Don’t know where you found the car, but the owner’s name is Carl-Eric Grimås. He was the Swedish Minister for Justice before he fell victim to the ‘Cannibal Man’ just under a week ago. But that can’t have anything to do with your case, can it? Klippan
She entered a brief reply: No, it must be something completely different. Thanks and have a nice vacation! Dunja. Then she went over to the window, pulled back the curtains and looked out over the snow-covered little park outside. Thirty or so preschool children were playing at one end of the park, and two men were selling Christmas trees at the other.
She’d heard about the Cannibal Man who had suddenly started murdering again, several years after serving his sentence. There had been quite a bit about it in the Danish papers too. For a brief moment she’d actually toyed with the idea that there was a connection to her investigation. Two well-known perpetrators: one Danish and one Swedish, both of whom reoffend and leave obvious traces behind. But for lack of anything more concrete, she dropped the idea and continued with the Willumsen lead.
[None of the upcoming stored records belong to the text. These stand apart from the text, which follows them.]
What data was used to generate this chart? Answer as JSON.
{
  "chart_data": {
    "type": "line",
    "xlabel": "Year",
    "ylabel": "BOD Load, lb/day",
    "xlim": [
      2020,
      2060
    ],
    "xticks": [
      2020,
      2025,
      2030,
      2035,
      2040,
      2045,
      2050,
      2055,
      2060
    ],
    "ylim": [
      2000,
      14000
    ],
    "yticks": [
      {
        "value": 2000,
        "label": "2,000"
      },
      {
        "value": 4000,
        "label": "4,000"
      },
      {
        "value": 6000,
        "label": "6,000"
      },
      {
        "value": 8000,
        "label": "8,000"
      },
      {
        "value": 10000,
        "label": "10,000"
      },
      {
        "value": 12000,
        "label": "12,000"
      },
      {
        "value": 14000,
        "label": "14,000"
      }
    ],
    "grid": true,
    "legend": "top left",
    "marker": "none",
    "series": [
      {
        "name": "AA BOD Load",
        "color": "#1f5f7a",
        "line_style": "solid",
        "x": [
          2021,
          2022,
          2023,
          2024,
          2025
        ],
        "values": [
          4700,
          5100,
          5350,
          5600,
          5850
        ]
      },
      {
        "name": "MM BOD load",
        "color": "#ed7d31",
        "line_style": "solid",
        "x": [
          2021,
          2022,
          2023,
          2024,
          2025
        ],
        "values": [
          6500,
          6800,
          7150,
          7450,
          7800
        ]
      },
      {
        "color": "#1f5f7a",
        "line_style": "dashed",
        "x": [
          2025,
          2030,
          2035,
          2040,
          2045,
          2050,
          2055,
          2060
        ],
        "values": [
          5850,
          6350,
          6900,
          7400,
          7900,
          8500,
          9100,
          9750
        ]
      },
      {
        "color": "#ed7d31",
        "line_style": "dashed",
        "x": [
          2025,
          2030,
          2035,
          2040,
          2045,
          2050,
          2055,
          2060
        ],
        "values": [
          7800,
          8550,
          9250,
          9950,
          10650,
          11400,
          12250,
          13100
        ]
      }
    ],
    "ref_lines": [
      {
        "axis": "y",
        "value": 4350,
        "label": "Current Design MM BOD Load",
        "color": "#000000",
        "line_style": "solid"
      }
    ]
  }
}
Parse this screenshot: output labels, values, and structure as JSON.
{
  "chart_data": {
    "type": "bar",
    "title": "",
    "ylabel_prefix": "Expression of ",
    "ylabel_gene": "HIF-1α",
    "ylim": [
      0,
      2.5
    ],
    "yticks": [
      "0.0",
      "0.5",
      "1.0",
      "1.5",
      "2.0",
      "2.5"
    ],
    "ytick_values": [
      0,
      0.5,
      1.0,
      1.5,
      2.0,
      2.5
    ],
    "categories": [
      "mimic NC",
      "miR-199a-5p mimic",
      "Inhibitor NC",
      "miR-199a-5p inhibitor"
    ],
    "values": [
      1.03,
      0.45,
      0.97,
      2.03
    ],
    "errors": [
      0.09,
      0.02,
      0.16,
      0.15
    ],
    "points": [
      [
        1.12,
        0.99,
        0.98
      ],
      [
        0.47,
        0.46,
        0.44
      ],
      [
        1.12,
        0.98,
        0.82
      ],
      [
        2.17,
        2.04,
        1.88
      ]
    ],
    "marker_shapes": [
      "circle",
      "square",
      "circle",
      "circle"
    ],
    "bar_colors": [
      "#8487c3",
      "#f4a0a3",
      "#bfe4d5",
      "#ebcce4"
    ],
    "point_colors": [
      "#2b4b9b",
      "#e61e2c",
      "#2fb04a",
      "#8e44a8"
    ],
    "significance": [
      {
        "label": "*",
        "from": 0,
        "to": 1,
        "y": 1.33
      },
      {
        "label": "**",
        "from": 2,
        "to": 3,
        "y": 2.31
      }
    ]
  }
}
Now they were both dead and the investigations were closed.
Maybe the Swedish sports car at the bottom of Helsingør Harbour was exactly what she needed to bring her investigation and the Swedish one back to life.
89
Managed to get in. Think it’s best you come here. As in pronto. N
FABIAN LOOKED UP FROM the screen, and saw a little red laser dot moving from one suburb to the next on the projected map of Greater Stockholm. He was in the meeting room along with Tomas and Jarmo, listening to Markus Höglund and Inger Carlén’s briefing on the raid against Diego Arcas.
‘We are targeting six apartments that we’ve located in a circle around the city,’ said Carlén, looking down at a map.
None of them had an ongoing investigation of their own – at least not officially.